I remember asking you when I was younger what if they dont have the truth? You said well it made for the best family and life. I'm glad for you. But I don't agree because I feel like i had a messed up family life and relations and the reason is because of this religion. I feel what I did to dad and Mary was evil. Even if they are trying to keep the congregation clean that should not effect family and relationship you have with them. It doesn't matter what you show me in the Bible, in my heart I know it is wrong. What is the difference between Lisa and Sally. Jehovah sees both of their actions but because Sally was disfellowshipped nobody can have a relationship with her for the rest of her life unless she comes back. but with Lisa no problem talking to her. So a grandmother can't see her grandkids and a daughter can't see a mother because they decided they don't want to be a witness any more and follow it's rules. Even people that go to jail have parole. Not so in this religion.
Before dad passed away I called dad talked to him but before that I went to the elders and asked permission because I thought I had to. Permission to talk to my own father!
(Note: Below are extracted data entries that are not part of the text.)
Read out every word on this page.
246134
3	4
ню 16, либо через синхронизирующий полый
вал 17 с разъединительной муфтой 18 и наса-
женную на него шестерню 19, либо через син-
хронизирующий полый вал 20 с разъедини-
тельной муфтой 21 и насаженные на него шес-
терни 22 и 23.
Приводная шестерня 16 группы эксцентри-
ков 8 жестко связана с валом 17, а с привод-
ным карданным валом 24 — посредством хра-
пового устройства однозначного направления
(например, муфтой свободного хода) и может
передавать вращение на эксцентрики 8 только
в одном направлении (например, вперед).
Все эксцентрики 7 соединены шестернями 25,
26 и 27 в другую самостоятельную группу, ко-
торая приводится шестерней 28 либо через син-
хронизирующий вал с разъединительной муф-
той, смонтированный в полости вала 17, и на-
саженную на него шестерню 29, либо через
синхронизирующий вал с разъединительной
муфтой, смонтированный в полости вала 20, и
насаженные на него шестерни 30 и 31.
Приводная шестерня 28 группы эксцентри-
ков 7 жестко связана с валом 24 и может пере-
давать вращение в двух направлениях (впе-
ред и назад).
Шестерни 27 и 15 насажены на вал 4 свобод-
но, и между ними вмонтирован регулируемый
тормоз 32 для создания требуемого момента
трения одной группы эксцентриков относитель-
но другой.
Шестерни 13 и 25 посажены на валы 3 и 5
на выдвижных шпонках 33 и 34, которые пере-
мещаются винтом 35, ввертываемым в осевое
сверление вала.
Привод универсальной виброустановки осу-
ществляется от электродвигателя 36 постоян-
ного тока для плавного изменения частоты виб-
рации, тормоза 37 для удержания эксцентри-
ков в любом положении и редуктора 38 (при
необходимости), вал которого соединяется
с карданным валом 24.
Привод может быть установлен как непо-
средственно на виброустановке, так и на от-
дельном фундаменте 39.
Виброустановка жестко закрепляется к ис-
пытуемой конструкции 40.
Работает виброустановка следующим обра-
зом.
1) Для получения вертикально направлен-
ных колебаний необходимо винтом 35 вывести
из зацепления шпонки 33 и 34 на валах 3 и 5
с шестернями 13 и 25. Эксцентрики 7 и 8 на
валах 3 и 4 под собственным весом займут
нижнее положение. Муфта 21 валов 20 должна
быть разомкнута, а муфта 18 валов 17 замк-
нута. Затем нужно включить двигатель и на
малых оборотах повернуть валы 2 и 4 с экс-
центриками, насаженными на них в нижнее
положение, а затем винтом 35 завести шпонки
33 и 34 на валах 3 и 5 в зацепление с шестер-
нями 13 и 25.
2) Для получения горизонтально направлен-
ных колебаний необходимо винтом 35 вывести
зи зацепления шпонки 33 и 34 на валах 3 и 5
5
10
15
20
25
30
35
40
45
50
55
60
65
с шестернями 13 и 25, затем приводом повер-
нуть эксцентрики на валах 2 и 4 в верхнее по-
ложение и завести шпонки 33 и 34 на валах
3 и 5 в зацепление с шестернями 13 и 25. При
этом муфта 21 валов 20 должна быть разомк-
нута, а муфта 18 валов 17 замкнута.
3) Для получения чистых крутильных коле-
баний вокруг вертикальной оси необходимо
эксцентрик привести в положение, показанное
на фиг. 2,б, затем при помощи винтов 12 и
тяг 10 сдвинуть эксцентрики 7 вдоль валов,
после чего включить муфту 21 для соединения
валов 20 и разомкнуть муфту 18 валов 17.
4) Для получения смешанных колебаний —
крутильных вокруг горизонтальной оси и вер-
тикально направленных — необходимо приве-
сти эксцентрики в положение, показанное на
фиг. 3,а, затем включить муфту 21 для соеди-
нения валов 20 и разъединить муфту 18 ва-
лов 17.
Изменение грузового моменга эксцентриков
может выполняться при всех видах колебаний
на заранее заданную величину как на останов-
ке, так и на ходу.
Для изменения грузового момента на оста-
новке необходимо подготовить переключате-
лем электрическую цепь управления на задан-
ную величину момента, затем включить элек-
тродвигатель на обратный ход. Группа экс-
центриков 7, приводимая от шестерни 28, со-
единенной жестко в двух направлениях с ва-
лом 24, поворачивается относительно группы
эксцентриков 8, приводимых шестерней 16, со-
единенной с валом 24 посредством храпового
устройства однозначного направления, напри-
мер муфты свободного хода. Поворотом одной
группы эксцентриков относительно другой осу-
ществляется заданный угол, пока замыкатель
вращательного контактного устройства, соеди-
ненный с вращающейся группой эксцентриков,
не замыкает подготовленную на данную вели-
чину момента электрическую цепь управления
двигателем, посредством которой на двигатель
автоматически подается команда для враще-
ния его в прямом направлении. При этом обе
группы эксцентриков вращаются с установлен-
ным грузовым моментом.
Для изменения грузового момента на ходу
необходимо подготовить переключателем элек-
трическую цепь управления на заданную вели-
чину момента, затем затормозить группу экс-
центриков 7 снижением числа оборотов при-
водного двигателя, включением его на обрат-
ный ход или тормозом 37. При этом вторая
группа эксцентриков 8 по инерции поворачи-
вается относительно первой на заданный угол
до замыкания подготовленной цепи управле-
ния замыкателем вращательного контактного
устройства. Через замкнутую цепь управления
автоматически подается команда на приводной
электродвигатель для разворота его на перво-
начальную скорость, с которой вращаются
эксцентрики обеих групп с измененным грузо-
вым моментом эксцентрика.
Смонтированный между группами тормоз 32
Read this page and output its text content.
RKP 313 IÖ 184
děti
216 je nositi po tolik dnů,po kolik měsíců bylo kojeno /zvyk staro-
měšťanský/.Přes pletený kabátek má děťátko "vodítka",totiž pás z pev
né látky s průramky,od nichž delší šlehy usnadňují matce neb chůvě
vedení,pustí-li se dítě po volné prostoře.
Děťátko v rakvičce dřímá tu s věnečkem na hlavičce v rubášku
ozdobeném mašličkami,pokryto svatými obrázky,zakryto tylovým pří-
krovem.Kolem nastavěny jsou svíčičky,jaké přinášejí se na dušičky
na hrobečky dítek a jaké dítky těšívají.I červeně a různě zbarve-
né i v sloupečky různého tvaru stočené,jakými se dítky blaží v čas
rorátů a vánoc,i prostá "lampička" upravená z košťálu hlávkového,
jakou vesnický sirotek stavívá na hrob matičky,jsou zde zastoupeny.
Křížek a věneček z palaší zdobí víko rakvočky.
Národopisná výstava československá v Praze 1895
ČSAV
I did not even realize how much control I gave them for decisions in my own life.
Ive been living my whole life in fear. Fear mom would abandon me. she told me if I saw my dad she would never want to see me again. I don't believe she was protecting me from him. She was protecting herself. If she was protecting me she would not be putting me in vulnerable situations. Now I feel my family is trying to hurt me or scare me back to the organization. I've been told our friends will be drunkards and drugies; my marriage will break up; called an apostate; told it's like I have cancer; my child will be a delinquent. This does not feel like the most loving organization. Recently I've been getting more understanding, kindness, and acceptance from so-called worldly people.
I have been watching people. Children, babies, older ones a lot recently and it makes me sick if God would destroy billions of people. I pray that that does not even come into his heart. If he would do that than it is best that I do die because I could not live with myself if that happens.
There are so many reasons I cant be involved anymore that I'm not going to talk about. I know you guys love us. I love you too. I hope you can respect our decision. All I want is peace in this family.